In Dependent Rational Animals Alasdair MacIntyre advances the case for a realist account of the moral life over against the unsituated Enlightenment account of the good. The normative foundation of his proposal is narratives of the dependent rather than autonomous character of human existence from birth through childhood to old age and death, and analogies between human biological and emotional dependence, and child development, and the rich moral lives, and nurturing behaviours of dolphins and some other animals. This approach represents a significant revision of MacIntyre’s earlier espousal of a principally Aristotelian - and hence heroic - account of the virtues. His setting of dependence as an ordering contingency of rationality brings him much closer to Christian narratives of the good life. The problem however with attempts to read off moral narratives from anthropological accounts of human embodied and social life, or from ethological narratives of other animals, is that they involve the attempt to found Christian theology and ethics on other than Christian foundations, and they therefore lack a true ontological foundation.
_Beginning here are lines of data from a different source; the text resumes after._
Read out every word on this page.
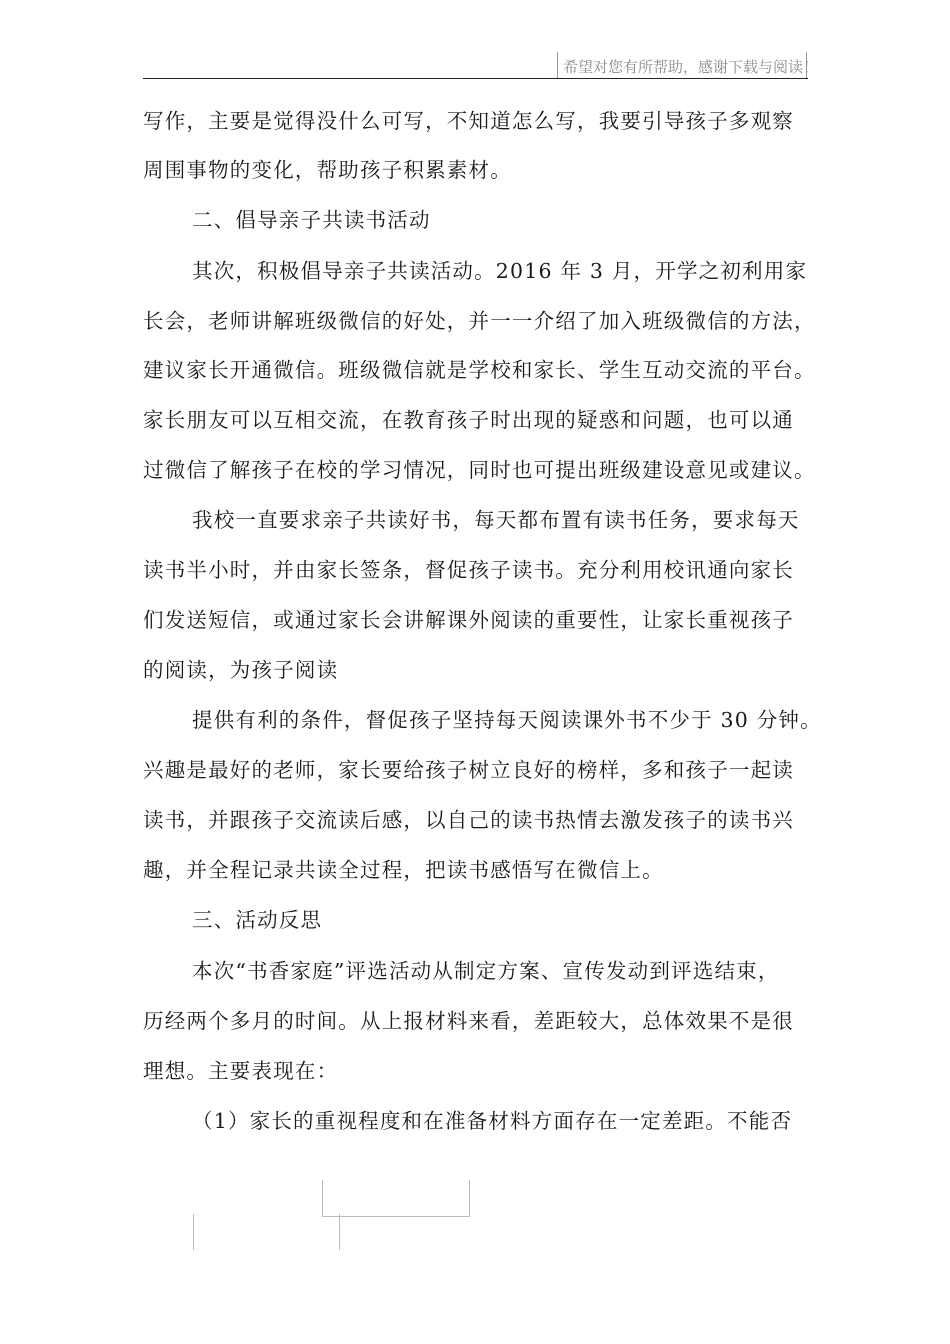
希望对您有所帮助，感谢下载与阅读！
写作，主要是觉得没什么可写，不知道怎么写，我要引导孩子多观察
周围事物的变化，帮助孩子积累素材。
二、倡导亲子共读书活动
其次，积极倡导亲子共读活动。2016 年 3 月，开学之初利用家
长会，老师讲解班级微信的好处，并一一介绍了加入班级微信的方法，
建议家长开通微信。班级微信就是学校和家长、学生互动交流的平台。
家长朋友可以互相交流，在教育孩子时出现的疑惑和问题，也可以通
过微信了解孩子在校的学习情况，同时也可提出班级建设意见或建议。
我校一直要求亲子共读好书，每天都布置有读书任务，要求每天
读书半小时，并由家长签条，督促孩子读书。充分利用校讯通向家长
们发送短信，或通过家长会讲解课外阅读的重要性，让家长重视孩子
的阅读，为孩子阅读
提供有利的条件，督促孩子坚持每天阅读课外书不少于 30 分钟。
兴趣是最好的老师，家长要给孩子树立良好的榜样，多和孩子一起读
读书，并跟孩子交流读后感，以自己的读书热情去激发孩子的读书兴
趣，并全程记录共读全过程，把读书感悟写在微信上。
三、活动反思
本次“书香家庭”评选活动从制定方案、宣传发动到评选结束，
历经两个多月的时间。从上报材料来看，差距较大，总体效果不是很
理想。主要表现在：
（1）家长的重视程度和在准备材料方面存在一定差距。不能否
In what follows I will suggest that narratives of the morality of embodiment, whether human or nonhuman, do find a legitimate place in Christian theological ethics but that this place is subject to the ordering narrative of the scriptures, and in particular the narratives of Christ crucified and risen. The narratives of the Incarnation, Crucifixion and Resurrection of Christ teach Christians to interpret dependence, embodiment, illness and even death, as aspects of biological existence which find correlates in the vulnerability of God.